An immersed boundary technique is used to model a riblet covered surface on one wall of a channel bounding fully developed turbulent flow. The conjecture that the beneficial drag reduction effect of riblets is a result of the damping of cross-flow velocity fluctuations is then examined. This possibility has been discussed by others but is unverified. The damping effect is explicitly modelled by applying a cross-flow damping force field in elongated streamwise zones with a height and spacing corresponding to the riblet crests. The same trends are observed in the turbulence profiles above both riblet and damped surfaces, thus supporting cross-flow damping as a beneficial mechanism. It is found in the examples presented that the effect of the riblets on the mean flow field quantities (mean velocity profile, velocity fluctuations, Reynolds shear stress, and low–speed sreak spacing) is small. The riblests cause a relatively small drag reduction of about 4%, a figure that is in rough agreement with experiments and other computations.
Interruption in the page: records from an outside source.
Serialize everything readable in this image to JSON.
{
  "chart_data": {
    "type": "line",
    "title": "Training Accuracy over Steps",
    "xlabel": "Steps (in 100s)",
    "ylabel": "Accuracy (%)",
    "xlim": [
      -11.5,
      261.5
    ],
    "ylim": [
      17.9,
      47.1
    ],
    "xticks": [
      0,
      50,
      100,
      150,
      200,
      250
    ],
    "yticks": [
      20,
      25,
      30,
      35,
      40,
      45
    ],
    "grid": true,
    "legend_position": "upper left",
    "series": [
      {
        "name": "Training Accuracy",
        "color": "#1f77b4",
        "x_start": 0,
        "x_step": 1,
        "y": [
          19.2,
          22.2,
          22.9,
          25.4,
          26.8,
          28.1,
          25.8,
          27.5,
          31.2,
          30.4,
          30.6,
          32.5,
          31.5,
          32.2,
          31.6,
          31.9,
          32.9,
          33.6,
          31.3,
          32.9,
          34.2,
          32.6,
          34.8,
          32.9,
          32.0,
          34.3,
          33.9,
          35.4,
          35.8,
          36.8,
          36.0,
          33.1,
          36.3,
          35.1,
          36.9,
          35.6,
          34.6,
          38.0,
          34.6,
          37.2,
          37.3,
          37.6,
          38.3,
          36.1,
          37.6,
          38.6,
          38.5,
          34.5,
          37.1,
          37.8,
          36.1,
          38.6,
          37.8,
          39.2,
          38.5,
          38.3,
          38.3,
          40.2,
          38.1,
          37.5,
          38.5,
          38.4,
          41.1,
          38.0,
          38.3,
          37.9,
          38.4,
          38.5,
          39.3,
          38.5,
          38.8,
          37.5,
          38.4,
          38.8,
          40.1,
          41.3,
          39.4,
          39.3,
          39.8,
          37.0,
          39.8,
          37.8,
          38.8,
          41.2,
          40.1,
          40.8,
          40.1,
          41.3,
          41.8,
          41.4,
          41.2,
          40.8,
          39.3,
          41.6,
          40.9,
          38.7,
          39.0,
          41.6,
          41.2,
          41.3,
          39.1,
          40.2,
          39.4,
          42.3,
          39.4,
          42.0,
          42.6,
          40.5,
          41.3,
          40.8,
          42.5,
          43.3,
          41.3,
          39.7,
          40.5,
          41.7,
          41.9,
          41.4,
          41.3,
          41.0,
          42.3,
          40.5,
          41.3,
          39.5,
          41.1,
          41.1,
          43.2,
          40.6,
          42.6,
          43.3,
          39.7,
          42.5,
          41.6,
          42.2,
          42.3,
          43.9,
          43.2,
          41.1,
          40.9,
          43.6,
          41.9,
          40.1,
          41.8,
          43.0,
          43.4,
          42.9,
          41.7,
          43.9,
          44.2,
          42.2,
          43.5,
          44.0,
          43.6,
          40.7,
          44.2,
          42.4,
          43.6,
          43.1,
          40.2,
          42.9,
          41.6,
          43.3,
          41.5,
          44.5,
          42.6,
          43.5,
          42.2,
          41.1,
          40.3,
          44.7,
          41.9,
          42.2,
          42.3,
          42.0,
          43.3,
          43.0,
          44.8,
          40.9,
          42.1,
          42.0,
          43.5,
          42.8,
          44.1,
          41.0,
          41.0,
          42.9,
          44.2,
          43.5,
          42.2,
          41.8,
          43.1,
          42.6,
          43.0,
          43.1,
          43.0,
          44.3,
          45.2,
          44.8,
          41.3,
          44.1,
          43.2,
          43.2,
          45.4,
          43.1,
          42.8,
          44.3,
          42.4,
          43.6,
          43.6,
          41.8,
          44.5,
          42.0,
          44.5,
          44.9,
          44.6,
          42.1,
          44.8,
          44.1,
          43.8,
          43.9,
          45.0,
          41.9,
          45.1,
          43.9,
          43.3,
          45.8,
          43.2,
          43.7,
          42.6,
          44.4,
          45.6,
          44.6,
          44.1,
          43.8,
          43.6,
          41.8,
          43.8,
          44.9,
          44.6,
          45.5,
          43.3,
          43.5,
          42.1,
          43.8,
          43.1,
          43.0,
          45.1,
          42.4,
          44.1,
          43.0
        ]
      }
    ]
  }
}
The simulations also suggest a mechanism for the observed displacement of the turbulence quantities away from the wall. The immersed boundary technique used to model the riblets consists of creating an externally imposed spatially localized body force which opposes the flow velocity and creates a riblet-like surface. For unstead viscous flow the calculation of the force is done with a feedback scheme in which the velocity is used to iteratively determine the desired value. In particular, the surface body force is determined by the relation f ( x s , t ) = α ∫ t 0 U ( x s , t ′)d t ′ + β U ( x s , t ) for surface points x s , velocity U time t and negative constants α and β. All simulations are done with a spectral code in a single computational domain without any mapping of the mesh. The combination of the immersed boundary and spectral techniques can potentially be used to solve other problems having complex geometry and flow physics.